Draft Release: Do Not Distribute

Draft Release: Do Not Distribute

FOR IMMEDIATE RELEASE

Contact:Ivy Eckerman

Spire Communications

(540) 373-2963

UCLA Selects AtHoc to Expand and Enhance its Campus

Emergency Notification System

UCLA Deploys Network-based Emergency Alerting System to 45,000 Students, Faculty and Support Personnel

BURLINGAME, Ca. (February 22, 2008) AtHoc, Inc., the pioneer and leader in network-centric emergency notification systems, today announced that University of California, Los Angeles (UCLA) has selected and deployed AtHoc IWSAlerts to expand its capabilities for a campus-wide, mass emergency notification system.

The deployment of AtHoc IWSAlerts will dramatically increase the scale and speed of alerts and enable UCLA to rapidly reach 45,000 individuals from a single console. Up to 15,000 online users will be notified via desktop alerts, and up to 45,000 users will be notified via SMS text messages.

When UCLA faces an emergency, whether an earthquake or traffic accident, it is now able to act quickly and put the right information in the hands of the people impacted regardless of where they are.

“Sometimes it’s a specific portion of the campus that needs to be notified, and at other times, we need to alert the entire campus,” said Jack Powazek, assistant vice chancellor, General Services for UCLA. “UCLA issued a request for proposals (RFP) and a number of vendors submitted proposals. AtHoc was selected based on pre-established criteria.”

AtHoc IWSAlerts provides the university with a significant cost-saving benefit by leveraging the university’s existing on-site communications infrastructure. AtHoc IWSAlerts uses UCLA’s internal IP network to communicate with desktops and mobile devices. In the near future, UCLA will also integrate AtHoc IWSAlerts with the existing speaker systems located throughout the campus as well as with the university radio station. Once the integration is completed, an emergency notification can be sent out through all channels simultaneously with a consistent message.

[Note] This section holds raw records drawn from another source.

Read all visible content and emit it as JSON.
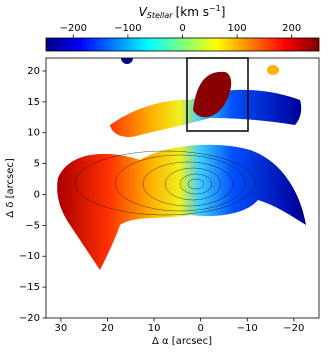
{
  "chart_data": {
    "type": "image",
    "colorbar": {
      "label": "V",
      "label_sub": "Stellar",
      "label_unit": "[km s",
      "label_sup": "−1",
      "label_end": "]",
      "clim": [
        -250,
        250
      ],
      "ticks": [
        {
          "value": -200,
          "label": "−200"
        },
        {
          "value": -100,
          "label": "−100"
        },
        0,
        100,
        200
      ],
      "colormap": [
        "#00007f",
        "#0000ff",
        "#007fff",
        "#00ffff",
        "#7fff7f",
        "#ffff00",
        "#ff7f00",
        "#ff0000",
        "#7f0000"
      ]
    },
    "xlabel": "Δ α [arcsec]",
    "ylabel": "Δ δ [arcsec]",
    "xlim": [
      33.2,
      -25.4
    ],
    "ylim": [
      -20,
      22.1
    ],
    "xticks": [
      30,
      20,
      10,
      0,
      {
        "value": -10,
        "label": "−10"
      },
      {
        "value": -20,
        "label": "−20"
      }
    ],
    "yticks": [
      {
        "value": -20,
        "label": "−20"
      },
      {
        "value": -15,
        "label": "−15"
      },
      {
        "value": -10,
        "label": "−10"
      },
      {
        "value": -5,
        "label": "−5"
      },
      0,
      5,
      10,
      15,
      20
    ]
  }
}
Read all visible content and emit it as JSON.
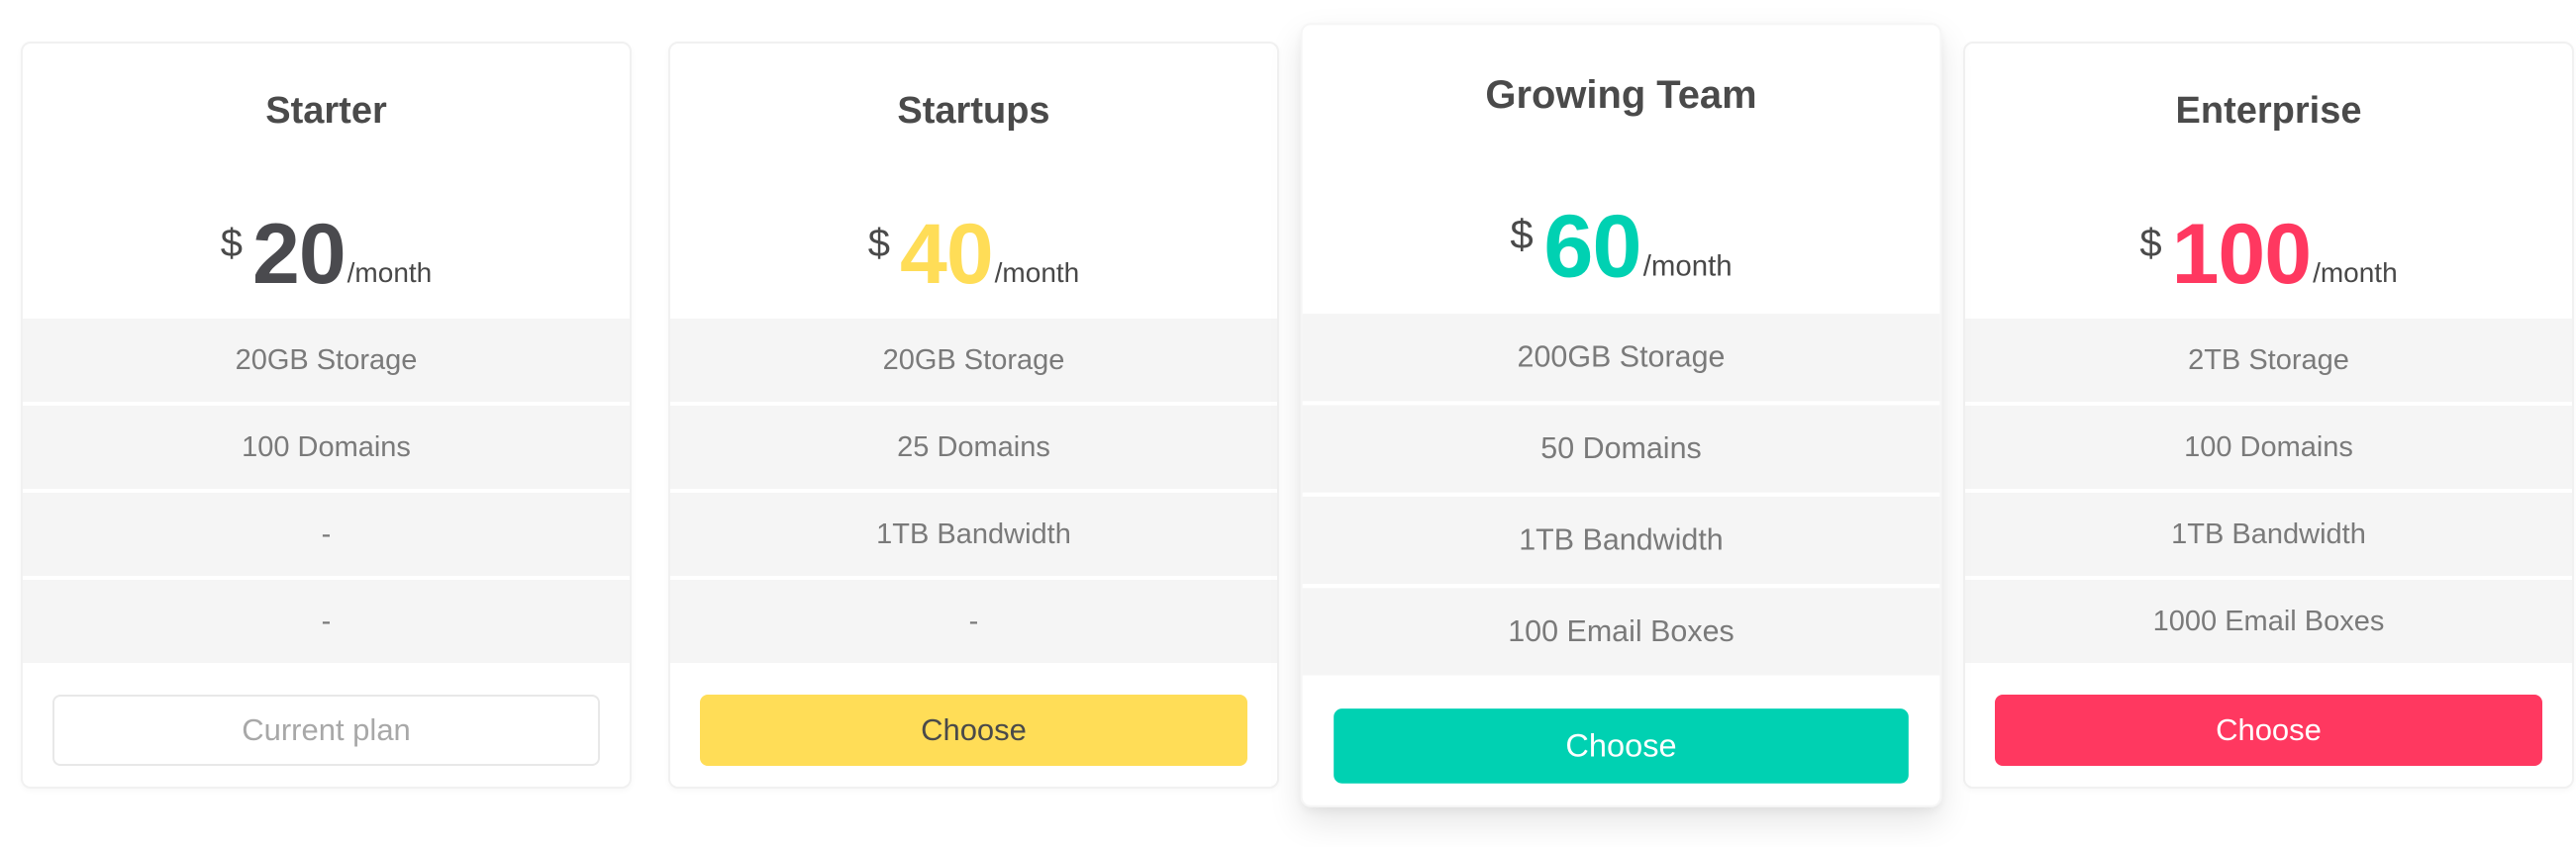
{
  "page": {
    "background": "#ffffff"
  },
  "pricing_table": {
    "plans": [
      {
        "name": "Starter",
        "currency": "$",
        "amount": "20",
        "period": "/month",
        "accent": "#4a4a4e",
        "features": [
          "20GB Storage",
          "100 Domains",
          "-",
          "-"
        ],
        "button": {
          "label": "Current plan",
          "bg": "#ffffff",
          "text_color": "#a8a8a8",
          "border_color": "#e8e8e8"
        },
        "featured": false
      },
      {
        "name": "Startups",
        "currency": "$",
        "amount": "40",
        "period": "/month",
        "accent": "#ffdd57",
        "features": [
          "20GB Storage",
          "25 Domains",
          "1TB Bandwidth",
          "-"
        ],
        "button": {
          "label": "Choose",
          "bg": "#ffdd57",
          "text_color": "#4a4a4a",
          "border_color": "#ffdd57"
        },
        "featured": false
      },
      {
        "name": "Growing Team",
        "currency": "$",
        "amount": "60",
        "period": "/month",
        "accent": "#00d1b2",
        "features": [
          "200GB Storage",
          "50 Domains",
          "1TB Bandwidth",
          "100 Email Boxes"
        ],
        "button": {
          "label": "Choose",
          "bg": "#00d1b2",
          "text_color": "#ffffff",
          "border_color": "#00d1b2"
        },
        "featured": true
      },
      {
        "name": "Enterprise",
        "currency": "$",
        "amount": "100",
        "period": "/month",
        "accent": "#ff3860",
        "features": [
          "2TB Storage",
          "100 Domains",
          "1TB Bandwidth",
          "1000 Email Boxes"
        ],
        "button": {
          "label": "Choose",
          "bg": "#ff3860",
          "text_color": "#ffffff",
          "border_color": "#ff3860"
        },
        "featured": false
      }
    ]
  }
}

University personnel with alerting authority trigger alerts from any network-connected PC with a Web browser. Depending on the situation, they can select from predefined alerts or create a custom alert. Alert messages will be sent using multiple communication channels, including desktop pop-up notifications, SMS text messaging, email and telephony. By combining broadcast alerting with opt-in alerting using text messaging and phones, the university can achieve a very high rate of student and personnel notification.

“Emergency alerting for universities is surprisingly complicated – especially a school with such a large student body,” said Simon Berman, vice president of product marketing for AtHoc. “AtHoc’s experience with very large organizations – including those with populations in the hundreds of thousands – has resulted in a product that’s able to handle the enormous complexity involved in managing user contact data and ensuring fast and reliable emergency notifications through a whole host of communication devices.”

In addition to providing powerful notification capabilities, AtHoc IWSAlerts also addresses one of the biggest challenges of deploying an emergency notification system –the management and accuracy of user contact data. To meet this challenge, AtHoc IWSAlerts integrates with multiple organizational user repositories to import and synchronize organizational structures, user data, attributes, contact details and distribution lists. This allows the university to automatically import contact data from other systems, helping ensure the information is accurate and up to date.

About AtHoc

AtHoc is a recognized leader in providing enterprise-class, network-centric emergency notification systems to military, government, and commercial organizations for physical security, force protection , and personnel accountability. Millions of end users worldwide, in organizations such as the U.S. Air Force, U.S. Army, U.S. Navy, Hawaii State Civil Defense, U.S. Patent and Trademark Office, Boeing, PricewaterhouseCoopers, and eBay rely on AtHoc's unified management systems for their emergency alerting and critical communication needs. AtHoc has partnered with market leaders including Microsoft, Northrop Grumman, Siemens, Avaya, Unisys, and others to bring these notification solutions to the public and commercial markets.